Search code examples
pythonfileweb-scrapingbeautifulsoup

Python - save requests or BeautifulSoup object locally


I have some code that is quite long, so it takes a long time to run. I want to simply save either the requests object (in this case "name") or the BeautifulSoup object (in this case "soup") locally so that next time I can save time. Here is the code:

from bs4 import BeautifulSoup
import requests

url = 'SOMEURL'
name = requests.get(url)
soup = BeautifulSoup(name.content)

Solution

  • Since name.content is just HTML, you can just dump this to a file and read it back later.

    Usually the bottleneck is not the parsing, but instead the network latency of making requests.
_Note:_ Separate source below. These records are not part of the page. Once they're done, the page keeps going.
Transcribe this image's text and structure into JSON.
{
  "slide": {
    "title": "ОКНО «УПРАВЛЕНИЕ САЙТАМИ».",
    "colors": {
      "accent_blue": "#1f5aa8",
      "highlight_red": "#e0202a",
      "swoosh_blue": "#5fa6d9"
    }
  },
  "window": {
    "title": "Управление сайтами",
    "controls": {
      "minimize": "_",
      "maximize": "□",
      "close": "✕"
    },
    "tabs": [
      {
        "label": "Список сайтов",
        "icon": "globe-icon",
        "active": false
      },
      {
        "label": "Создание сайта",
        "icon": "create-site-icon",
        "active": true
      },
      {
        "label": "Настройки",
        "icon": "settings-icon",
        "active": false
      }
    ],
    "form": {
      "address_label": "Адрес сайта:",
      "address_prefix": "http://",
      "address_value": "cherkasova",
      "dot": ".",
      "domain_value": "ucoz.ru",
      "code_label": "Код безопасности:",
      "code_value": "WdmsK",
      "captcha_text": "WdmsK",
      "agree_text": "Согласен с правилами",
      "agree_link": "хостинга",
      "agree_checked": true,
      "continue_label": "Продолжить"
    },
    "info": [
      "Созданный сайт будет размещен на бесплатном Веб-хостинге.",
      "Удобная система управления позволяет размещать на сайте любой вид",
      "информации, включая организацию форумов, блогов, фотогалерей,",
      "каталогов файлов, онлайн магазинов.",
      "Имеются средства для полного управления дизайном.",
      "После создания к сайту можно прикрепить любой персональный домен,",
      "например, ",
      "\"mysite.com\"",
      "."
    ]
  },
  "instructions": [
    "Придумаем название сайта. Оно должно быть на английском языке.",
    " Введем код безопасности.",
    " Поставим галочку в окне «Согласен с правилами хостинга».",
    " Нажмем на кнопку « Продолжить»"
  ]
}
    from bs4 import BeautifulSoup
    import requests
    
    url = 'https://google.com'
    name = requests.get(url)
    
    with open("/tmp/A.html", "w") as f:
      f.write(name.content)
    
    
    # read it back in
    with open("/tmp/A.html") as f:
      soup = BeautifulSoup(f)
      # do something with soup
    

    Here is some anecdotal evidence for the fact that bottleneck is in the network.

    from bs4 import BeautifulSoup
    import requests
    import time
    
    url = 'https://google.com'
    
    t1 = time.clock();
    name = requests.get(url)
    t2 = time.clock();
    soup = BeautifulSoup(name.content)
    t3 = time.clock();
    
    print t2 - t1, t3 - t2
    

    Output, from running on Thinkpad X1 Carbon, with a fast campus network.

    0.11 0.02